PROSECUTION AND SCIENCE
In May testimony revealed that the crime lab employee had been written up for the Willsey incident and a copy of the admonition had been placed in her personnel file.
But that narrative was removed when she appealed to a higher-up, Dan Sparks.
All county employees have the right to appeal critical language placed in their file, Sparks said.
The criticism of the employee “was removed because I found it to be unfounded and unfair,” Sparks said.
Revelo and Gagliardini said employees should be treated fairly. But they balk at a prosecutor — who relies on the impeccable reputation of the crime lab to win cases — being allowed to “cleanse” the record of employees.
Why not simply privatize the management of crime labs? they ask. The funding could continue to come from government sources, but the science would be performed and overseen by neutral parties with no vested interest in the outcome.
In his closing arguments in the cocaine trial, prosecutor Nick Lackie was straight with the jury. Sure the crime lab is run by the DA’s office, he said. So what.
“Law enforcement cooperates,” Lackie told the jury. “It’s hardly a bombshell.”
The jury apparently agreed.
Following the verdicts, jury forewoman Melissa Perkins said jurors talked about the defense argument regarding the credibility of the crime lab.
“We considered it,” she said. “But none of us really thought that was relevant to the case.”
They did settle on a lesser charge for one of the co-defendants, but that decision had nothing to do with lab evidence. A second juror, Francisco Tamayo, agreed, noting that he viewed the lab’s results as credible.
THE 'CSI EFFECT'
Brent E. Turvey, a forensic scientist and co-author of “Crime Reconstruction” and several other textbooks in the criminal science field, says American juries place a lot of faith in science-based police testimony.
That faith has grown even stronger following the popularity of TV cop shows such as “CSI: Miami.”
“In Bakersfield, you have a particular problem,” Turvey said.
Kern County is home to one of just three crime labs in California operated by a local district attorney’s office.
Turvey doesn’t spout conspiracy theories or accuse DAs of being in league with unethical lab technicians.

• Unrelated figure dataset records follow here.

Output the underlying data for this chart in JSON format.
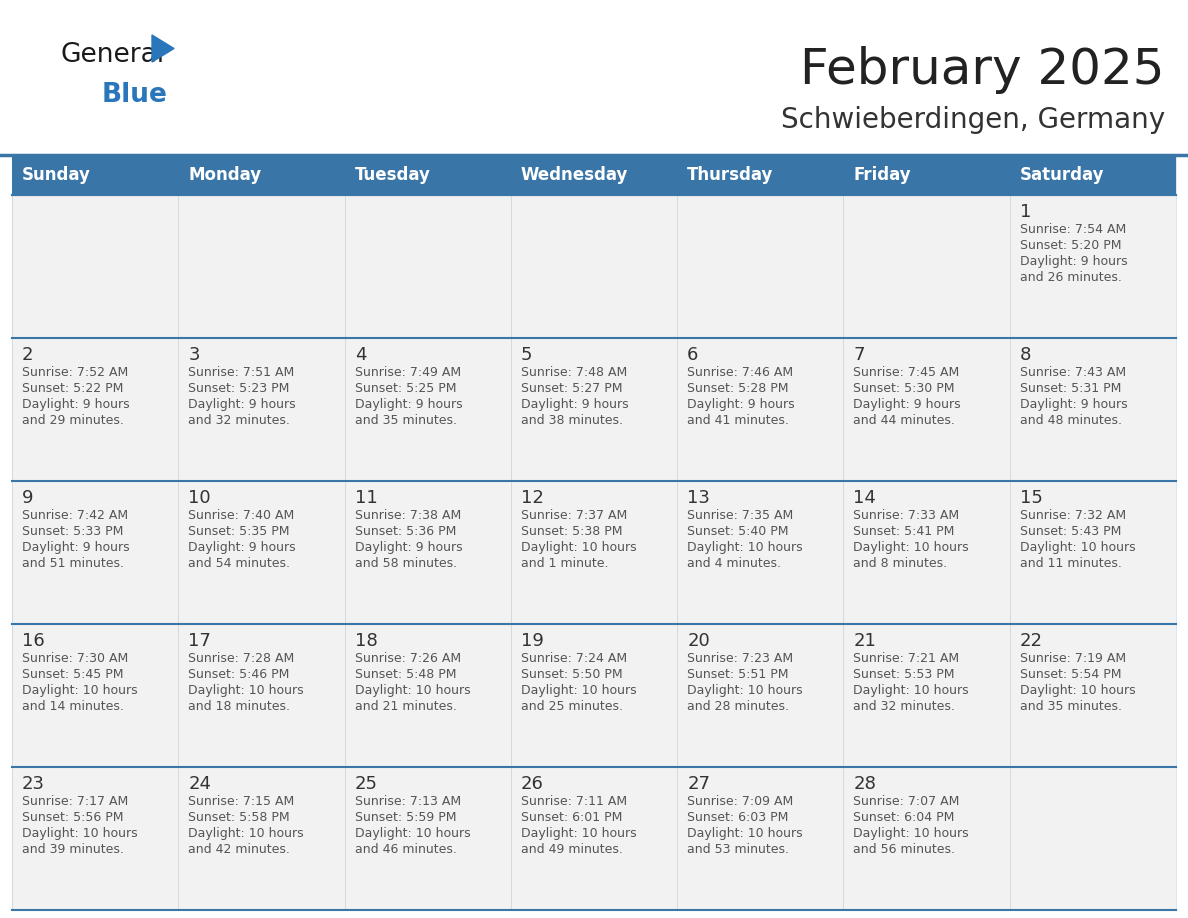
{
  "title": "February 2025",
  "subtitle": "Schwieberdingen, Germany",
  "days_of_week": [
    "Sunday",
    "Monday",
    "Tuesday",
    "Wednesday",
    "Thursday",
    "Friday",
    "Saturday"
  ],
  "header_bg": "#3A75A8",
  "header_text": "#FFFFFF",
  "cell_bg": "#F2F2F2",
  "grid_line_color": "#3A75A8",
  "day_number_color": "#333333",
  "text_color": "#555555",
  "title_color": "#222222",
  "subtitle_color": "#333333",
  "calendar": [
    [
      null,
      null,
      null,
      null,
      null,
      null,
      {
        "day": 1,
        "sunrise": "7:54 AM",
        "sunset": "5:20 PM",
        "daylight": "9 hours and 26 minutes."
      }
    ],
    [
      {
        "day": 2,
        "sunrise": "7:52 AM",
        "sunset": "5:22 PM",
        "daylight": "9 hours and 29 minutes."
      },
      {
        "day": 3,
        "sunrise": "7:51 AM",
        "sunset": "5:23 PM",
        "daylight": "9 hours and 32 minutes."
      },
      {
        "day": 4,
        "sunrise": "7:49 AM",
        "sunset": "5:25 PM",
        "daylight": "9 hours and 35 minutes."
      },
      {
        "day": 5,
        "sunrise": "7:48 AM",
        "sunset": "5:27 PM",
        "daylight": "9 hours and 38 minutes."
      },
      {
        "day": 6,
        "sunrise": "7:46 AM",
        "sunset": "5:28 PM",
        "daylight": "9 hours and 41 minutes."
      },
      {
        "day": 7,
        "sunrise": "7:45 AM",
        "sunset": "5:30 PM",
        "daylight": "9 hours and 44 minutes."
      },
      {
        "day": 8,
        "sunrise": "7:43 AM",
        "sunset": "5:31 PM",
        "daylight": "9 hours and 48 minutes."
      }
    ],
    [
      {
        "day": 9,
        "sunrise": "7:42 AM",
        "sunset": "5:33 PM",
        "daylight": "9 hours and 51 minutes."
      },
      {
        "day": 10,
        "sunrise": "7:40 AM",
        "sunset": "5:35 PM",
        "daylight": "9 hours and 54 minutes."
      },
      {
        "day": 11,
        "sunrise": "7:38 AM",
        "sunset": "5:36 PM",
        "daylight": "9 hours and 58 minutes."
      },
      {
        "day": 12,
        "sunrise": "7:37 AM",
        "sunset": "5:38 PM",
        "daylight": "10 hours and 1 minute."
      },
      {
        "day": 13,
        "sunrise": "7:35 AM",
        "sunset": "5:40 PM",
        "daylight": "10 hours and 4 minutes."
      },
      {
        "day": 14,
        "sunrise": "7:33 AM",
        "sunset": "5:41 PM",
        "daylight": "10 hours and 8 minutes."
      },
      {
        "day": 15,
        "sunrise": "7:32 AM",
        "sunset": "5:43 PM",
        "daylight": "10 hours and 11 minutes."
      }
    ],
    [
      {
        "day": 16,
        "sunrise": "7:30 AM",
        "sunset": "5:45 PM",
        "daylight": "10 hours and 14 minutes."
      },
      {
        "day": 17,
        "sunrise": "7:28 AM",
        "sunset": "5:46 PM",
        "daylight": "10 hours and 18 minutes."
      },
      {
        "day": 18,
        "sunrise": "7:26 AM",
        "sunset": "5:48 PM",
        "daylight": "10 hours and 21 minutes."
      },
      {
        "day": 19,
        "sunrise": "7:24 AM",
        "sunset": "5:50 PM",
        "daylight": "10 hours and 25 minutes."
      },
      {
        "day": 20,
        "sunrise": "7:23 AM",
        "sunset": "5:51 PM",
        "daylight": "10 hours and 28 minutes."
      },
      {
        "day": 21,
        "sunrise": "7:21 AM",
        "sunset": "5:53 PM",
        "daylight": "10 hours and 32 minutes."
      },
      {
        "day": 22,
        "sunrise": "7:19 AM",
        "sunset": "5:54 PM",
        "daylight": "10 hours and 35 minutes."
      }
    ],
    [
      {
        "day": 23,
        "sunrise": "7:17 AM",
        "sunset": "5:56 PM",
        "daylight": "10 hours and 39 minutes."
      },
      {
        "day": 24,
        "sunrise": "7:15 AM",
        "sunset": "5:58 PM",
        "daylight": "10 hours and 42 minutes."
      },
      {
        "day": 25,
        "sunrise": "7:13 AM",
        "sunset": "5:59 PM",
        "daylight": "10 hours and 46 minutes."
      },
      {
        "day": 26,
        "sunrise": "7:11 AM",
        "sunset": "6:01 PM",
        "daylight": "10 hours and 49 minutes."
      },
      {
        "day": 27,
        "sunrise": "7:09 AM",
        "sunset": "6:03 PM",
        "daylight": "10 hours and 53 minutes."
      },
      {
        "day": 28,
        "sunrise": "7:07 AM",
        "sunset": "6:04 PM",
        "daylight": "10 hours and 56 minutes."
      },
      null
    ]
  ],
  "logo_text1": "General",
  "logo_text2": "Blue",
  "logo_color1": "#1a1a1a",
  "logo_color2": "#2976BB",
  "logo_triangle_color": "#2976BB",
  "title_fontsize": 36,
  "subtitle_fontsize": 20,
  "dow_fontsize": 12,
  "day_num_fontsize": 13,
  "cell_fontsize": 9
}
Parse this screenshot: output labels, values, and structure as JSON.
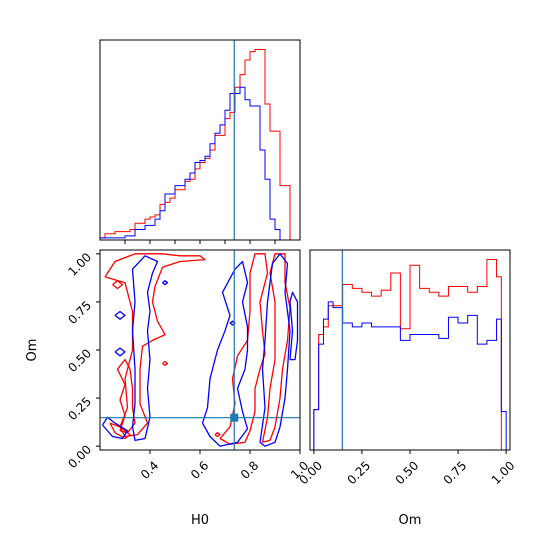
{
  "chart_data": [
    {
      "type": "histogram",
      "panel": "H0-marginal",
      "xlim": [
        0.2,
        1.0
      ],
      "bin_edges": [
        0.2,
        0.22,
        0.24,
        0.26,
        0.28,
        0.3,
        0.32,
        0.34,
        0.36,
        0.38,
        0.4,
        0.42,
        0.44,
        0.46,
        0.48,
        0.5,
        0.52,
        0.54,
        0.56,
        0.58,
        0.6,
        0.62,
        0.64,
        0.66,
        0.68,
        0.7,
        0.72,
        0.74,
        0.76,
        0.78,
        0.8,
        0.82,
        0.84,
        0.86,
        0.88,
        0.9,
        0.92,
        0.94,
        0.96,
        0.98,
        1.0
      ],
      "truth": 0.737,
      "series": [
        {
          "color": "#ff0000",
          "values": [
            0.01,
            0.03,
            0.03,
            0.04,
            0.04,
            0.04,
            0.05,
            0.08,
            0.08,
            0.1,
            0.11,
            0.12,
            0.17,
            0.18,
            0.2,
            0.24,
            0.24,
            0.28,
            0.29,
            0.34,
            0.37,
            0.39,
            0.43,
            0.5,
            0.5,
            0.58,
            0.61,
            0.73,
            0.79,
            0.86,
            0.9,
            0.91,
            0.91,
            0.65,
            0.52,
            0.52,
            0.26,
            0.26,
            0.0,
            0.0
          ]
        },
        {
          "color": "#0000ff",
          "values": [
            0.01,
            0.01,
            0.01,
            0.01,
            0.01,
            0.02,
            0.02,
            0.05,
            0.05,
            0.07,
            0.07,
            0.1,
            0.14,
            0.22,
            0.22,
            0.26,
            0.26,
            0.29,
            0.32,
            0.37,
            0.38,
            0.4,
            0.46,
            0.51,
            0.55,
            0.62,
            0.7,
            0.7,
            0.73,
            0.67,
            0.64,
            0.64,
            0.43,
            0.29,
            0.1,
            0.05,
            0.0,
            0.0,
            0.0,
            0.0
          ]
        }
      ]
    },
    {
      "type": "contour",
      "panel": "H0-Om-joint",
      "xlabel": "H0",
      "ylabel": "Om",
      "xlim": [
        0.2,
        1.0
      ],
      "ylim": [
        -0.02,
        1.02
      ],
      "x_ticks": [
        "0.4",
        "0.6",
        "0.8",
        "1.0"
      ],
      "y_ticks": [
        "0.00",
        "0.25",
        "0.50",
        "0.75",
        "1.00"
      ],
      "truth": [
        0.737,
        0.148
      ],
      "series": [
        {
          "color": "#ff0000",
          "contours": [
            [
              [
                0.28,
                0.08
              ],
              [
                0.3,
                0.16
              ],
              [
                0.28,
                0.24
              ],
              [
                0.3,
                0.32
              ],
              [
                0.27,
                0.4
              ],
              [
                0.3,
                0.45
              ],
              [
                0.32,
                0.4
              ],
              [
                0.33,
                0.3
              ],
              [
                0.33,
                0.2
              ],
              [
                0.34,
                0.12
              ],
              [
                0.31,
                0.07
              ],
              [
                0.28,
                0.08
              ]
            ],
            [
              [
                0.22,
                0.88
              ],
              [
                0.26,
                0.96
              ],
              [
                0.34,
                1.0
              ],
              [
                0.45,
                1.0
              ],
              [
                0.52,
                0.99
              ],
              [
                0.6,
                0.99
              ],
              [
                0.62,
                0.97
              ],
              [
                0.52,
                0.96
              ],
              [
                0.45,
                0.93
              ],
              [
                0.42,
                0.83
              ],
              [
                0.41,
                0.75
              ],
              [
                0.43,
                0.65
              ],
              [
                0.46,
                0.58
              ],
              [
                0.41,
                0.55
              ],
              [
                0.37,
                0.52
              ],
              [
                0.36,
                0.4
              ],
              [
                0.36,
                0.22
              ],
              [
                0.39,
                0.12
              ],
              [
                0.35,
                0.06
              ],
              [
                0.3,
                0.05
              ],
              [
                0.28,
                0.1
              ],
              [
                0.31,
                0.2
              ],
              [
                0.3,
                0.35
              ],
              [
                0.33,
                0.5
              ],
              [
                0.33,
                0.7
              ],
              [
                0.3,
                0.85
              ],
              [
                0.22,
                0.88
              ]
            ],
            [
              [
                0.68,
                0.04
              ],
              [
                0.72,
                0.1
              ],
              [
                0.74,
                0.22
              ],
              [
                0.73,
                0.35
              ],
              [
                0.75,
                0.47
              ],
              [
                0.79,
                0.55
              ],
              [
                0.8,
                0.7
              ],
              [
                0.8,
                0.9
              ],
              [
                0.82,
                1.0
              ],
              [
                0.86,
                1.0
              ],
              [
                0.87,
                0.9
              ],
              [
                0.84,
                0.75
              ],
              [
                0.85,
                0.6
              ],
              [
                0.86,
                0.48
              ],
              [
                0.84,
                0.4
              ],
              [
                0.82,
                0.3
              ],
              [
                0.82,
                0.18
              ],
              [
                0.8,
                0.08
              ],
              [
                0.78,
                0.02
              ],
              [
                0.72,
                0.01
              ],
              [
                0.68,
                0.04
              ]
            ],
            [
              [
                0.85,
                0.02
              ],
              [
                0.87,
                0.15
              ],
              [
                0.88,
                0.3
              ],
              [
                0.9,
                0.45
              ],
              [
                0.9,
                0.6
              ],
              [
                0.9,
                0.75
              ],
              [
                0.88,
                0.9
              ],
              [
                0.9,
                1.0
              ],
              [
                0.94,
                1.0
              ],
              [
                0.94,
                0.85
              ],
              [
                0.96,
                0.72
              ],
              [
                0.95,
                0.55
              ],
              [
                0.93,
                0.4
              ],
              [
                0.92,
                0.25
              ],
              [
                0.9,
                0.1
              ],
              [
                0.88,
                0.03
              ],
              [
                0.85,
                0.02
              ]
            ],
            [
              [
                0.25,
                0.84
              ],
              [
                0.27,
                0.86
              ],
              [
                0.29,
                0.84
              ],
              [
                0.27,
                0.82
              ],
              [
                0.25,
                0.84
              ]
            ],
            [
              [
                0.45,
                0.43
              ],
              [
                0.46,
                0.44
              ],
              [
                0.47,
                0.43
              ],
              [
                0.46,
                0.42
              ],
              [
                0.45,
                0.43
              ]
            ],
            [
              [
                0.66,
                0.06
              ],
              [
                0.67,
                0.07
              ],
              [
                0.68,
                0.06
              ],
              [
                0.67,
                0.05
              ],
              [
                0.66,
                0.06
              ]
            ],
            [
              [
                0.24,
                0.12
              ],
              [
                0.28,
                0.1
              ],
              [
                0.32,
                0.06
              ],
              [
                0.3,
                0.04
              ],
              [
                0.26,
                0.07
              ],
              [
                0.24,
                0.12
              ]
            ]
          ]
        },
        {
          "color": "#0000ff",
          "contours": [
            [
              [
                0.21,
                0.11
              ],
              [
                0.25,
                0.05
              ],
              [
                0.29,
                0.04
              ],
              [
                0.31,
                0.08
              ],
              [
                0.26,
                0.12
              ],
              [
                0.23,
                0.15
              ],
              [
                0.21,
                0.11
              ]
            ],
            [
              [
                0.33,
                0.1
              ],
              [
                0.34,
                0.22
              ],
              [
                0.34,
                0.4
              ],
              [
                0.33,
                0.6
              ],
              [
                0.34,
                0.75
              ],
              [
                0.33,
                0.92
              ],
              [
                0.38,
                0.99
              ],
              [
                0.43,
                0.96
              ],
              [
                0.41,
                0.9
              ],
              [
                0.39,
                0.8
              ],
              [
                0.4,
                0.7
              ],
              [
                0.39,
                0.6
              ],
              [
                0.4,
                0.45
              ],
              [
                0.39,
                0.3
              ],
              [
                0.4,
                0.15
              ],
              [
                0.38,
                0.04
              ],
              [
                0.34,
                0.03
              ],
              [
                0.33,
                0.1
              ]
            ],
            [
              [
                0.61,
                0.12
              ],
              [
                0.63,
                0.2
              ],
              [
                0.64,
                0.35
              ],
              [
                0.67,
                0.5
              ],
              [
                0.7,
                0.6
              ],
              [
                0.72,
                0.68
              ],
              [
                0.69,
                0.8
              ],
              [
                0.74,
                0.92
              ],
              [
                0.77,
                0.96
              ],
              [
                0.79,
                0.85
              ],
              [
                0.77,
                0.75
              ],
              [
                0.79,
                0.62
              ],
              [
                0.79,
                0.5
              ],
              [
                0.78,
                0.4
              ],
              [
                0.75,
                0.3
              ],
              [
                0.77,
                0.18
              ],
              [
                0.79,
                0.09
              ],
              [
                0.75,
                0.02
              ],
              [
                0.68,
                0.0
              ],
              [
                0.64,
                0.05
              ],
              [
                0.61,
                0.12
              ]
            ],
            [
              [
                0.84,
                0.02
              ],
              [
                0.86,
                0.2
              ],
              [
                0.85,
                0.4
              ],
              [
                0.86,
                0.55
              ],
              [
                0.87,
                0.75
              ],
              [
                0.89,
                0.95
              ],
              [
                0.92,
                1.0
              ],
              [
                0.95,
                0.95
              ],
              [
                0.94,
                0.8
              ],
              [
                0.96,
                0.6
              ],
              [
                0.95,
                0.4
              ],
              [
                0.94,
                0.25
              ],
              [
                0.92,
                0.1
              ],
              [
                0.9,
                0.02
              ],
              [
                0.86,
                0.0
              ],
              [
                0.84,
                0.02
              ]
            ],
            [
              [
                0.96,
                0.45
              ],
              [
                0.97,
                0.6
              ],
              [
                0.96,
                0.75
              ],
              [
                0.97,
                0.8
              ],
              [
                0.99,
                0.75
              ],
              [
                0.99,
                0.55
              ],
              [
                0.98,
                0.45
              ],
              [
                0.96,
                0.45
              ]
            ],
            [
              [
                0.45,
                0.85
              ],
              [
                0.46,
                0.86
              ],
              [
                0.47,
                0.85
              ],
              [
                0.46,
                0.84
              ],
              [
                0.45,
                0.85
              ]
            ],
            [
              [
                0.26,
                0.68
              ],
              [
                0.28,
                0.7
              ],
              [
                0.3,
                0.68
              ],
              [
                0.28,
                0.66
              ],
              [
                0.26,
                0.68
              ]
            ],
            [
              [
                0.26,
                0.49
              ],
              [
                0.28,
                0.51
              ],
              [
                0.3,
                0.49
              ],
              [
                0.28,
                0.47
              ],
              [
                0.26,
                0.49
              ]
            ],
            [
              [
                0.72,
                0.64
              ],
              [
                0.73,
                0.65
              ],
              [
                0.74,
                0.64
              ],
              [
                0.73,
                0.63
              ],
              [
                0.72,
                0.64
              ]
            ]
          ]
        }
      ]
    },
    {
      "type": "histogram",
      "panel": "Om-marginal",
      "xlabel": "Om",
      "xlim": [
        -0.02,
        1.02
      ],
      "x_ticks": [
        "0.00",
        "0.25",
        "0.50",
        "0.75",
        "1.00"
      ],
      "bin_edges": [
        0.0,
        0.025,
        0.05,
        0.075,
        0.1,
        0.15,
        0.2,
        0.25,
        0.3,
        0.35,
        0.4,
        0.45,
        0.5,
        0.55,
        0.6,
        0.65,
        0.7,
        0.75,
        0.8,
        0.85,
        0.9,
        0.95,
        0.975,
        1.0
      ],
      "truth": 0.148,
      "series": [
        {
          "color": "#ff0000",
          "values": [
            0.21,
            0.6,
            0.64,
            0.75,
            0.75,
            0.86,
            0.84,
            0.82,
            0.8,
            0.83,
            0.92,
            0.63,
            0.96,
            0.84,
            0.82,
            0.8,
            0.85,
            0.85,
            0.82,
            0.85,
            0.99,
            0.9,
            0.0
          ]
        },
        {
          "color": "#0000ff",
          "values": [
            0.21,
            0.55,
            0.68,
            0.77,
            0.74,
            0.66,
            0.64,
            0.66,
            0.64,
            0.64,
            0.64,
            0.57,
            0.6,
            0.6,
            0.6,
            0.58,
            0.69,
            0.66,
            0.7,
            0.55,
            0.57,
            0.68,
            0.2
          ]
        }
      ]
    }
  ]
}
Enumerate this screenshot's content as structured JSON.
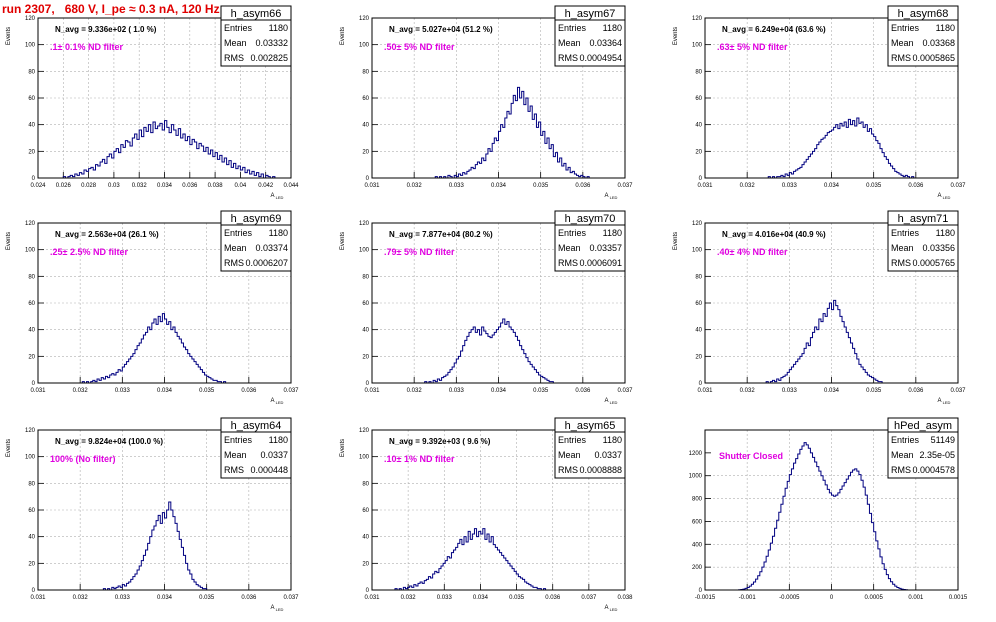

Rather, it’s simple human nature he’s worried about.
“In the best of circumstances, there’s a tendency of crime lab personnel to work toward a common goal with the agency they work for,” he said.
“They (prosecutors and lab analysts) should not be even close to being on the same team.”
Turvey believes forensic science labs that are not independent entities are more likely to make their results — or the way they interpret those results — match the needs of the team to which they belong.
The phrase that has been used to describe this occurrence is “cops in lab coats,” Turvey said.
But Sparks reiterates: The incident in question was reported, not swept under the rug. And any lab, whether public or private, must remain vigilant to prevent problems that could threaten the impartiality of the work.
Finally, he said, the justice system allows defense attorneys to challenge in court any evidence presented by the prosecution.
That’s the beauty of the adversarial system, he said.
In the meantime, Gagliardini has filed a discovery motion in the Willsey case requesting all e-mails, memos and other correspondence from inside the DA’s office and the crime lab related to the handling of Willsey’s blood sample and the response to it by supervisors and administrators.